Things aren't always as they seem in the jungle. As the sun was setting and we were heading back to the Tambopata Research Center, Chris Johns made a very cool spot. At first it appeared as if two ants were stuck together on a branch...but upon closer inspection we realized that we were dealing with an ant-mimicking spider feasting on its ant prey.
The mimic in this case is a neotropical crab spider Aphantochilus rogersi (right). It is an incredible mimic of Cephalotes ants (its prey on the left). Chris and I had to count the legs to be convinced it was really a spider. This type of ant-mimicry is known as myrmecomorphy, as these spiders have evolved morphological and behavioral characteristics to resemble ants.
Myself and the December team photographing some arthropods 'Meet Your Neighbors' style.
But why did this ant-mimicry trait evolve in the spider? Well let's break it down:
- Ants are often equipped with chemical defenses and have lots of sisters to defend one another. This makes them risky prey items for a predator.
- Spiders, on the other hand, are usually solo and make a juicy meal for a predator, like a bird.
- So, if spiders become selected over evolutionary time to appear more like ants, it could trick visual predators into avoiding them. This is known as Batesian mimicry: when a harmless species has evolved to imitate the warning signals of a harmful species.
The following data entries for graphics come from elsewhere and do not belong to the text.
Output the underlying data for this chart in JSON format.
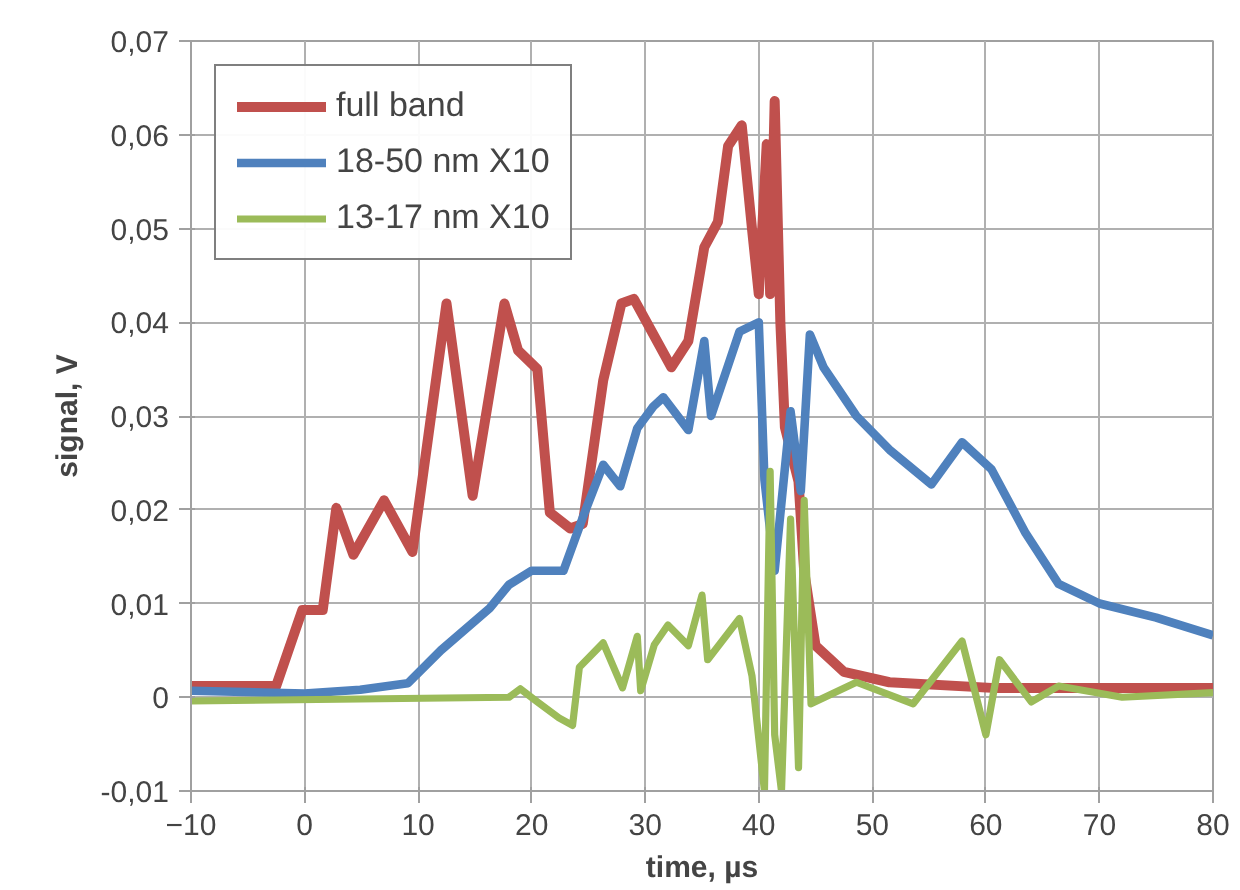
{
  "chart_data": {
    "type": "line",
    "xlabel": "time, µs",
    "ylabel": "signal, V",
    "xlim": [
      -10,
      80
    ],
    "xticks": [
      -10,
      0,
      10,
      20,
      30,
      40,
      50,
      60,
      70,
      80
    ],
    "ylim": [
      -0.01,
      0.07
    ],
    "yticks": [
      {
        "value": -0.01,
        "label": "-0,01"
      },
      {
        "value": 0,
        "label": "0"
      },
      {
        "value": 0.01,
        "label": "0,01"
      },
      {
        "value": 0.02,
        "label": "0,02"
      },
      {
        "value": 0.03,
        "label": "0,03"
      },
      {
        "value": 0.04,
        "label": "0,04"
      },
      {
        "value": 0.05,
        "label": "0,05"
      },
      {
        "value": 0.06,
        "label": "0,06"
      },
      {
        "value": 0.07,
        "label": "0,07"
      }
    ],
    "grid": true,
    "legend": "top left",
    "marker": "none",
    "line_style": "solid",
    "series": [
      {
        "name": "full band",
        "color": "#c0504d",
        "x": [
          -10,
          -2.5,
          -0.2,
          1.6,
          2.8,
          4.3,
          7,
          9.5,
          12.5,
          14.8,
          17.6,
          18.8,
          20.5,
          21.6,
          23.4,
          24.5,
          26.3,
          27.9,
          29,
          32.3,
          33.8,
          35.2,
          36.4,
          37.3,
          38.5,
          39.4,
          40,
          40.7,
          41,
          41.4,
          41.9,
          42.3,
          43.5,
          44,
          45,
          47.5,
          51.5,
          60.5,
          80
        ],
        "values": [
          0.0012,
          0.0012,
          0.0093,
          0.0093,
          0.0202,
          0.0152,
          0.021,
          0.0155,
          0.042,
          0.0215,
          0.042,
          0.037,
          0.035,
          0.0197,
          0.018,
          0.0185,
          0.0338,
          0.042,
          0.0425,
          0.0352,
          0.038,
          0.048,
          0.0507,
          0.0588,
          0.061,
          0.05,
          0.043,
          0.059,
          0.043,
          0.0636,
          0.04,
          0.0288,
          0.023,
          0.0134,
          0.0055,
          0.0027,
          0.0016,
          0.001,
          0.001
        ]
      },
      {
        "name": "18-50 nm X10",
        "color": "#4f81bd",
        "x": [
          -10,
          0,
          4.9,
          9.1,
          12,
          16.3,
          18,
          20,
          22.8,
          24.6,
          26.3,
          27.8,
          29.3,
          30.7,
          31.6,
          33.8,
          35.2,
          35.8,
          38.3,
          40,
          40.5,
          41.4,
          42.8,
          43.7,
          44.5,
          45.7,
          48.6,
          51.6,
          55.2,
          57.9,
          60.5,
          63.5,
          66.4,
          70,
          75,
          80
        ],
        "values": [
          0.0007,
          0.0004,
          0.0008,
          0.0015,
          0.005,
          0.0095,
          0.012,
          0.0135,
          0.0135,
          0.0195,
          0.0248,
          0.0225,
          0.0287,
          0.031,
          0.032,
          0.0285,
          0.038,
          0.03,
          0.039,
          0.04,
          0.0232,
          0.0135,
          0.0305,
          0.022,
          0.0387,
          0.0352,
          0.03,
          0.0263,
          0.0227,
          0.0272,
          0.0243,
          0.0175,
          0.0121,
          0.01,
          0.0085,
          0.0066
        ]
      },
      {
        "name": "13-17 nm X10",
        "color": "#9bbb59",
        "x": [
          -10,
          18,
          19,
          20.5,
          22.4,
          23.6,
          24.2,
          26.3,
          28,
          29.3,
          29.6,
          30.8,
          32,
          33.8,
          35,
          35.5,
          38.3,
          39.4,
          40.5,
          41,
          41.4,
          42,
          42.8,
          43.5,
          44,
          44.6,
          48.6,
          53.6,
          57.9,
          60,
          61.2,
          64,
          66.4,
          72,
          80
        ],
        "values": [
          -0.0004,
          0,
          0.0009,
          -0.0005,
          -0.0022,
          -0.003,
          0.0032,
          0.0058,
          0.001,
          0.0065,
          0.0007,
          0.0056,
          0.0077,
          0.0055,
          0.0109,
          0.004,
          0.0084,
          0.0023,
          -0.01,
          0.0241,
          -0.004,
          -0.01,
          0.019,
          -0.0075,
          0.021,
          -0.0007,
          0.0016,
          -0.0007,
          0.006,
          -0.004,
          0.004,
          -0.0005,
          0.0012,
          0,
          0.0005
        ]
      }
    ]
  }
}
However, as pointed out in the comment thread in Alex Wild's post on these spiders, Cephalotes ants have pretty good vision. So if the spider was less convincing in its mimicry, the Cephalotes ants might be able to avoid the predator before it gets too close. It could be that this spider evolved to look like Cephalotes ants for both reasons: to trick the ants, and to trick visual predators.
So the next time you find yourself walking around nature, just remember: things aren't always as they seem.
Citation: Castanho LM, Oliveira PS (1997) Biology and behaviour of the neotropical ant-mimicking spider Aphantochilus rogersi (Araneae: Aphantochilidae): nesting, maternal care and ontogeny of ant-hunting techniques. Journal of Zoology 242: 643-650.